In a post titled, “The Ancient Chinese Art of Separating Fools and their Money,” Amy Alkon at Advice Goddess Blog examines the scientific evidence behind of feng shui, especially popular in California, it seems. She lambasts “whichever twit hired the architect who hired some chick to have the monkey house at the L.A. Zoo...get this...feng shui-ed....Los Angeles [taxpayers] paid $4,500 to a feng shui consultant to ensure that the three endangered monkeys will have health, happiness, fertility and, of course, a strong life-force energy, in their new digs.”

And professor Akusai at Action Skeptics googled “quantum touch,” claimed to be “an all-new, all-awesome way to heal yourself.”

How does this amazing process work? In principal the Quantum-Touch practitioner learns to focus and amplify life-force energy, which is most often referred to as “Chi” or “Prana.” This is accomplished by combining various breathing and body awareness exercises. When the practitioner holds a high vibrational field of life-force energy around an affected area, through a process of resonance and entrainment, the client naturally matches the vibration of the practitioner, allowing one’s own biological intelligence to do whatever healing it deems necessary....I like the implication that "biological intelligence" is something separate from "regular" intelligence, like it's your body's ability to, well, create a high vibrational field.

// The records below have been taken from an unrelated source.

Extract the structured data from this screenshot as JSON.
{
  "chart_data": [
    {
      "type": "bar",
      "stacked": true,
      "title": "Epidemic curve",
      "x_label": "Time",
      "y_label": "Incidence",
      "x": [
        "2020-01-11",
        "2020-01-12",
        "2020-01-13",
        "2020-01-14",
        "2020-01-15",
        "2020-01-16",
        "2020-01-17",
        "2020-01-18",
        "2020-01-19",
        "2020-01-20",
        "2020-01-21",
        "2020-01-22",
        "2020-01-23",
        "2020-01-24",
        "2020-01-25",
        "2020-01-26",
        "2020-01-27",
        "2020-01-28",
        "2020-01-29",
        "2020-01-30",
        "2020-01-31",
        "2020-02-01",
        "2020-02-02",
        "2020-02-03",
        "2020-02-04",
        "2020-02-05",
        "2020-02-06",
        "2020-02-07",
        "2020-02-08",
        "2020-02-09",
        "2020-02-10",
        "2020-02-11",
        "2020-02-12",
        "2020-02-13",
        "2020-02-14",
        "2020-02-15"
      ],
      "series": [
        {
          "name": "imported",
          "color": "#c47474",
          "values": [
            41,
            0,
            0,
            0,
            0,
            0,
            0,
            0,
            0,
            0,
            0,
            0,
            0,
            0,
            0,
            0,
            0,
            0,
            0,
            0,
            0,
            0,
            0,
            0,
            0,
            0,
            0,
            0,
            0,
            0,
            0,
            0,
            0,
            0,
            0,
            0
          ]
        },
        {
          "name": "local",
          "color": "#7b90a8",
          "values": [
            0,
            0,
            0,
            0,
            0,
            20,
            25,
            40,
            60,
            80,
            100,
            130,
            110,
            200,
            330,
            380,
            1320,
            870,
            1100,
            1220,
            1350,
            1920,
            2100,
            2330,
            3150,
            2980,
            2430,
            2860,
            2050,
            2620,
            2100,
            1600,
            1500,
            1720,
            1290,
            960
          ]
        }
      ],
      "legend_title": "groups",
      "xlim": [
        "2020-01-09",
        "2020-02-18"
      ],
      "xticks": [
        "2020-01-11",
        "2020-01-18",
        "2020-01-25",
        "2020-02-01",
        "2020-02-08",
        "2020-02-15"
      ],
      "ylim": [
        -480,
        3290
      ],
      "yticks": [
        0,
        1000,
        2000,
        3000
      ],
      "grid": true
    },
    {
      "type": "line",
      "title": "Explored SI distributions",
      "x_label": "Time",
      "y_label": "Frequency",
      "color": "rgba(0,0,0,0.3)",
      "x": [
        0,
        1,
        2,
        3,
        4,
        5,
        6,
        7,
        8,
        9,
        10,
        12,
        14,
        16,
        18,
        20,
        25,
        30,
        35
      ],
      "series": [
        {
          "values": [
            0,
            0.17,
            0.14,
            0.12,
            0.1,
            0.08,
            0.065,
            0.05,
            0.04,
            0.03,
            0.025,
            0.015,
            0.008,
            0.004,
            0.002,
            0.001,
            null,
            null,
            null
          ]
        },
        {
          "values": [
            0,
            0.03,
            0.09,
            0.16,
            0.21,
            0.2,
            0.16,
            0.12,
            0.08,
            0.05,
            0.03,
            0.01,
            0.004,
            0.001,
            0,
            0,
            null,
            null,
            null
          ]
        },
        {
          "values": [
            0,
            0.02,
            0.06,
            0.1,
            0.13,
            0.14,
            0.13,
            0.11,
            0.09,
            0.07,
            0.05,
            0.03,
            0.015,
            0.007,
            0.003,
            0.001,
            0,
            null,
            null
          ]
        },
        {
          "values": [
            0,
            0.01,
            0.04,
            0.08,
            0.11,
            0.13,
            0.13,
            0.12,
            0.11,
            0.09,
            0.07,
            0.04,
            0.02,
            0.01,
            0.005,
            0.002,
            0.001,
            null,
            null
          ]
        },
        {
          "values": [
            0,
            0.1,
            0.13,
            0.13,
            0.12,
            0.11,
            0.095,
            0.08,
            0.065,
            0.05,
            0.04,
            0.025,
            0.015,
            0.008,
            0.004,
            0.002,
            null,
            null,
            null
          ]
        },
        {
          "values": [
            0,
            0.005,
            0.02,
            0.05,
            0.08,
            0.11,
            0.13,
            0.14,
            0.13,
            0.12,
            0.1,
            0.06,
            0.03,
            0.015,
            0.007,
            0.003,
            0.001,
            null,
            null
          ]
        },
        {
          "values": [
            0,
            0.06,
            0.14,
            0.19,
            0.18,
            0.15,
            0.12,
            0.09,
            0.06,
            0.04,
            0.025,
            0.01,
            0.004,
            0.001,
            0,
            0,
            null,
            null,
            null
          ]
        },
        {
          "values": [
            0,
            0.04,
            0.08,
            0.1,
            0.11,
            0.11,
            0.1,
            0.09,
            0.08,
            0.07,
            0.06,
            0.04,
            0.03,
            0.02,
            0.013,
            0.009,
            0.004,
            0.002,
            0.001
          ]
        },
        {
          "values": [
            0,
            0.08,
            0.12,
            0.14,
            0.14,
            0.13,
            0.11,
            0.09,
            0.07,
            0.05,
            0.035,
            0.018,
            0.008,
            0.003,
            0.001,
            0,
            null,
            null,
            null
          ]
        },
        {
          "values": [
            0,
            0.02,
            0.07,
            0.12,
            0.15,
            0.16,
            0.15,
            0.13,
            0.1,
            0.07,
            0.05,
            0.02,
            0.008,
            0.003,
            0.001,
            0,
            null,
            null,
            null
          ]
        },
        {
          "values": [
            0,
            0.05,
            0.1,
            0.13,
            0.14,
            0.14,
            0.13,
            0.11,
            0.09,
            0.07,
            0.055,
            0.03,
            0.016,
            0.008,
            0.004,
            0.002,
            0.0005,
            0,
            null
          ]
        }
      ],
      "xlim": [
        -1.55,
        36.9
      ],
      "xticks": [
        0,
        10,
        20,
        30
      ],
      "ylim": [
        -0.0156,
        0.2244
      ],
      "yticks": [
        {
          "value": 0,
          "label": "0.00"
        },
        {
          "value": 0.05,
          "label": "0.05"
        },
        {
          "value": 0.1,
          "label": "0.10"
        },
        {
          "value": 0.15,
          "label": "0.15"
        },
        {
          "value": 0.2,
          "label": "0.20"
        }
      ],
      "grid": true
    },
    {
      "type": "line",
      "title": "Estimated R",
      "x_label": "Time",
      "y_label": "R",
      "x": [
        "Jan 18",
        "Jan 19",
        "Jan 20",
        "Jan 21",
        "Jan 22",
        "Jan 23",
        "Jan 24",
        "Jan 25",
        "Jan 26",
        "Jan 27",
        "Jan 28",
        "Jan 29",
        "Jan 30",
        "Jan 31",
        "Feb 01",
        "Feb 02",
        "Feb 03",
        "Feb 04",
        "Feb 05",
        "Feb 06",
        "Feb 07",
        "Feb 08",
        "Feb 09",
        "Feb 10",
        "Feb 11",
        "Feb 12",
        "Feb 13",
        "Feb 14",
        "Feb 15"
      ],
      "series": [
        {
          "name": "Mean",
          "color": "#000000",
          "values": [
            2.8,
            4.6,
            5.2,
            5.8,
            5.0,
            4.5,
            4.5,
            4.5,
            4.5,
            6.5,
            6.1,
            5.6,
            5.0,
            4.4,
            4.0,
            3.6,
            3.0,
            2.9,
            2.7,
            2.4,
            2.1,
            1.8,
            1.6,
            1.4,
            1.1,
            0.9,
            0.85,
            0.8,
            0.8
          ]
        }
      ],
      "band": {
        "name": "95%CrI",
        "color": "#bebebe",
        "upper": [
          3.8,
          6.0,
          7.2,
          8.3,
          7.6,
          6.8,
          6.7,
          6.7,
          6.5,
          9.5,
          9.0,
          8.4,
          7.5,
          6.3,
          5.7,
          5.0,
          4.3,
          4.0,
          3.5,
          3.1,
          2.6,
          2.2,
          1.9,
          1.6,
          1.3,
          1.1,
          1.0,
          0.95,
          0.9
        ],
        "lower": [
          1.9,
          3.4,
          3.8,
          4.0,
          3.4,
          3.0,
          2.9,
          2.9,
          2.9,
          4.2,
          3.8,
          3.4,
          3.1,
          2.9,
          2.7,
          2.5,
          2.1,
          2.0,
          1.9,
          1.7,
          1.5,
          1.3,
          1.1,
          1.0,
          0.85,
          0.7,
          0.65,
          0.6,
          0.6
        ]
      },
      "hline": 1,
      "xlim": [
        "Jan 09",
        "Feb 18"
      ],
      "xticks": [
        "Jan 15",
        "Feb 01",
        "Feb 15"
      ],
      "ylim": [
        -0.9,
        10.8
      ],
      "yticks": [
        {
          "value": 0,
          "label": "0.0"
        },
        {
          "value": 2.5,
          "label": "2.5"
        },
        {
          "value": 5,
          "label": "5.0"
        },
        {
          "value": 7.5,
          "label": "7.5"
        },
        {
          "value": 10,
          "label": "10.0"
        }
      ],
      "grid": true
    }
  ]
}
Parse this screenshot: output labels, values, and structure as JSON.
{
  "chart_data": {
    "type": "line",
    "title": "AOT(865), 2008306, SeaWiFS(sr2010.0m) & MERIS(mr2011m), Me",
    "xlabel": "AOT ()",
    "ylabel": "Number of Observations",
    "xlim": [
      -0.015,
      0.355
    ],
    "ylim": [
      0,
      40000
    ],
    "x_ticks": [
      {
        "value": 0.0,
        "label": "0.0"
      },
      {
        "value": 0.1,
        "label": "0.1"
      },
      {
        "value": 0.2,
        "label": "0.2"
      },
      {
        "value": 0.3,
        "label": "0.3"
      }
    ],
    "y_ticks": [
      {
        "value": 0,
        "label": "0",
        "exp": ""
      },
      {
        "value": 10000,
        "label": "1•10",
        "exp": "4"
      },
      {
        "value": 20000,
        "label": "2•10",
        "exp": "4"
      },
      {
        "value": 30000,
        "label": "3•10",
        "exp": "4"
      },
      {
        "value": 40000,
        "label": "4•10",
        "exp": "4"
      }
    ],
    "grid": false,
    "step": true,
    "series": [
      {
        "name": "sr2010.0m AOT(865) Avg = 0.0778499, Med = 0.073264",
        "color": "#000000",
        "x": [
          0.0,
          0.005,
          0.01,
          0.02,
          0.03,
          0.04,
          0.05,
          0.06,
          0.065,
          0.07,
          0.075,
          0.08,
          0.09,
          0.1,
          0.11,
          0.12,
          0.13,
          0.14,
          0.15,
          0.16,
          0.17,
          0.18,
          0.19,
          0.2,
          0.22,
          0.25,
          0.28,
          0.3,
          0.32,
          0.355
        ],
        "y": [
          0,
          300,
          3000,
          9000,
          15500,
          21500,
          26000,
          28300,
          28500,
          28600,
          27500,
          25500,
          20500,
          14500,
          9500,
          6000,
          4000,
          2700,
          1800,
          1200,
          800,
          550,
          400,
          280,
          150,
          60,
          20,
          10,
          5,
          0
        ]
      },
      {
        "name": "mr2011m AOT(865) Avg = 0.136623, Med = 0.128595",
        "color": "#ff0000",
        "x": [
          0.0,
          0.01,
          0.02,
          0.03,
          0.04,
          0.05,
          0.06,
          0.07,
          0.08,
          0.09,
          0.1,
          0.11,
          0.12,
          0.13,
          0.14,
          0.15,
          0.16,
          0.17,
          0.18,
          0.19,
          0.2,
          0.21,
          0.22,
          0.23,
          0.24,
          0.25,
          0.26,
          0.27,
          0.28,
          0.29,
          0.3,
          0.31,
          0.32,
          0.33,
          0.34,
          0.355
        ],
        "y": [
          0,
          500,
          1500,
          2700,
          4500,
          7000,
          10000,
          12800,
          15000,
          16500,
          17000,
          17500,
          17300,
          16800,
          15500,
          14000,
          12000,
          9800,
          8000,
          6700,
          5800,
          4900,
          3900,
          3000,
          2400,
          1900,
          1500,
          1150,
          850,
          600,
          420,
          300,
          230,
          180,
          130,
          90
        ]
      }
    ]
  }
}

Akusai goes on to explain how quantum is used to enhance other alternative healing modalities and the difference between life-force energy and electricity. As part of his cautionary tale, he also exposes the “authorities gushing all over it” — doctors, professors, and other credentialed professionals from reputable institutions and universities — and the “research” from various journals with “very medically sounding” names. Finally, he answers: “So is there any evidence that QT can do any of the things it says it can do?”

EoR has succeeded in “Rebalancing, realigning, detoxifying and maintaining the skeptical worldview.” Thank you, too, for including my posts — The alternative energy bunny....just keeps going and going and Fears of foods, contaminants and modern life in this special edition.